Lots of nice tips'n'tricks to help me increase my ruby-fu

Unknown sa...

So I have a question... maybe you can help me out. So as you pointed out in your article, you can't currently use blocks in methods defined by define_method (or so it seems).

An example of this:
class Dog
self.instance_eval do
define_method(:bark) do
if block_given?
yield
end
end
end
end

rover = Dog.new
rover.bark { puts "hello" } => nil

The yield in this case does not grab the block, which I believe is as you said.

However, it can be done with straight eval (not the most elegant solution, admittedly...) or one other way, although this way is essentially just cloning another method.

class Cat
def meow
if block_given?
yield
end
end
self.instance_eval do
define_method(:purr, instance_method(:meow))
end
end

lily = Cat.new
lily.purr { puts "meow!" }
In this case the block does get called.

Does this work just because purr is essentially a clone of meow? Also, you say they are planning to fix this in 1.9?

I'm not exactly sure what my my question here was... but I'd just like to hear some more about this issue if you know anything.

Thank You

Anonym sa...

I am affraid that yout examples on the splat operator do not make much sense to me as in most of them, the presence of the * has no visible effect compared to the same statements. I would advise that you devote a single post about the splat op and use proper irb snippets to support your claims about its behaviour.

And about your so-called customization of !, I call it a failure. Again, you would gain much credibility by substantiating your claims with proper code snippets+output.

My reading of your post brings me much FUD.

Anonym sa...

Hi, Ola,
I learnt quite a bit on Ruby Metaprogramming from your posts. I have a suggestion on this point:

Class#inherited is interesting. Through this you can actually keep track of all direct subclasses of your class and with some meta trickery (basically writing a new inherited for each subclass) you can get hold of the complete tree of subclasses..

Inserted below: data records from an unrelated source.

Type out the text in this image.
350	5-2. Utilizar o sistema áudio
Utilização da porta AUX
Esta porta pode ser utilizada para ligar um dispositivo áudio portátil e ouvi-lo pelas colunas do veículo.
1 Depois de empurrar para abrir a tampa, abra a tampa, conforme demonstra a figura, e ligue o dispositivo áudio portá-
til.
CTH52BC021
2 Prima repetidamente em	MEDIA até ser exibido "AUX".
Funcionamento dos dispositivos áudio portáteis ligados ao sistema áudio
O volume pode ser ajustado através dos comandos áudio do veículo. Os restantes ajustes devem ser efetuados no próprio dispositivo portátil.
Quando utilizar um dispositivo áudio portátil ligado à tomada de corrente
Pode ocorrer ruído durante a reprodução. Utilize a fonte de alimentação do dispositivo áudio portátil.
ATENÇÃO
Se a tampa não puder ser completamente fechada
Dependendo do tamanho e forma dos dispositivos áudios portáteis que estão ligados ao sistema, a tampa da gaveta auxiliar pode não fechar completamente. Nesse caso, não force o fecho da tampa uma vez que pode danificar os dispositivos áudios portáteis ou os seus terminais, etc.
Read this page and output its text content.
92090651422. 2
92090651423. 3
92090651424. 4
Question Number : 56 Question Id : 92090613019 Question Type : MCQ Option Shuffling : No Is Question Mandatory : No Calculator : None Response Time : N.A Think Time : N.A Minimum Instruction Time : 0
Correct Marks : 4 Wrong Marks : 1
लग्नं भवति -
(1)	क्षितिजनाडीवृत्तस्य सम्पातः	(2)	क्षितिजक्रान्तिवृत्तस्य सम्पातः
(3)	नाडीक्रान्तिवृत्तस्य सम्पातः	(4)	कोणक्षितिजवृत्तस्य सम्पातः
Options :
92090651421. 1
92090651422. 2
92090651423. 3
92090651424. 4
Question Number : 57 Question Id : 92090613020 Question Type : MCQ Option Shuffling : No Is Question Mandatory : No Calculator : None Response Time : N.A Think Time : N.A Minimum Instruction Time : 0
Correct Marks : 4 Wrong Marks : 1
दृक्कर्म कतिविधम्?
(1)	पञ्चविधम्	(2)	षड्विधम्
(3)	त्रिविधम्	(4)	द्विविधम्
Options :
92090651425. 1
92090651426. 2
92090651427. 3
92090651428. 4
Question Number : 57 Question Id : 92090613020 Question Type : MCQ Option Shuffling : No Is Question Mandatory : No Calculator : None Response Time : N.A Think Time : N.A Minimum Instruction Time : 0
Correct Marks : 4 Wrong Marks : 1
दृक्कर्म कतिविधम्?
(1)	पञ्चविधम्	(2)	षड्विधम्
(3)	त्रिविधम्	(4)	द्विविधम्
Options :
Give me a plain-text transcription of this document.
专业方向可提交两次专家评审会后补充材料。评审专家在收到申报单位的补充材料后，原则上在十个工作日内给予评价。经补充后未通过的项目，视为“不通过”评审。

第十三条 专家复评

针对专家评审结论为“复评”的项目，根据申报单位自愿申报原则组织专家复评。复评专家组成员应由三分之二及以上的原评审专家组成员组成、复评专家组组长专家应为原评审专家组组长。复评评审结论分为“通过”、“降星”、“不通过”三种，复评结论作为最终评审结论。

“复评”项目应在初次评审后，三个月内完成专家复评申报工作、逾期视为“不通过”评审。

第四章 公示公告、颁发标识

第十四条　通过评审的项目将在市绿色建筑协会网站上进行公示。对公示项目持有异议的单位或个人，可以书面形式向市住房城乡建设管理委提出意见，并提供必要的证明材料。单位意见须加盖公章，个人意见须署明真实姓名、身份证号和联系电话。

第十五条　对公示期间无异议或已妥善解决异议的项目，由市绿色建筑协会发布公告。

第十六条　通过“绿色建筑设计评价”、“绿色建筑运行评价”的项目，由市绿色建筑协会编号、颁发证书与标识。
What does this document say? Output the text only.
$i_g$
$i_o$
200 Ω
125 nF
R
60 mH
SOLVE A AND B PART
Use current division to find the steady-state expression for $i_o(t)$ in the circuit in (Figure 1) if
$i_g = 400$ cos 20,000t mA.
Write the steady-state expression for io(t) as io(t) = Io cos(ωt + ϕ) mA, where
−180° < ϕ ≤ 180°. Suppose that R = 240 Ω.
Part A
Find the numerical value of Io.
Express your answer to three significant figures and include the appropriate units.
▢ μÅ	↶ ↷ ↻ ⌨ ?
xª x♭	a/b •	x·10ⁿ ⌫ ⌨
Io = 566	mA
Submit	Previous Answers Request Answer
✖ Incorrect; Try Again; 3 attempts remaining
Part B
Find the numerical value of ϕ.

Actually, I think that no code is necessary on any of the classes, with exception of the top class, that woud just include a module. The module defines included, which in turn defines inherited on the metaclass of the class including the module. Any subclass automatically triggers the inherited method, which keeps track of the Hierarchy Tree. I just tried the following (of course omitting the construction of the Tree):

module TreeBuilder

def self.included(root)
root.class_eval do
class << self
def inherited(subclass)
puts "#{subclass} subclassed #{self}"
end; end; end; end

end

class Top; include TreeBuilder; end
class B < Top; end
class C < B; end
# etc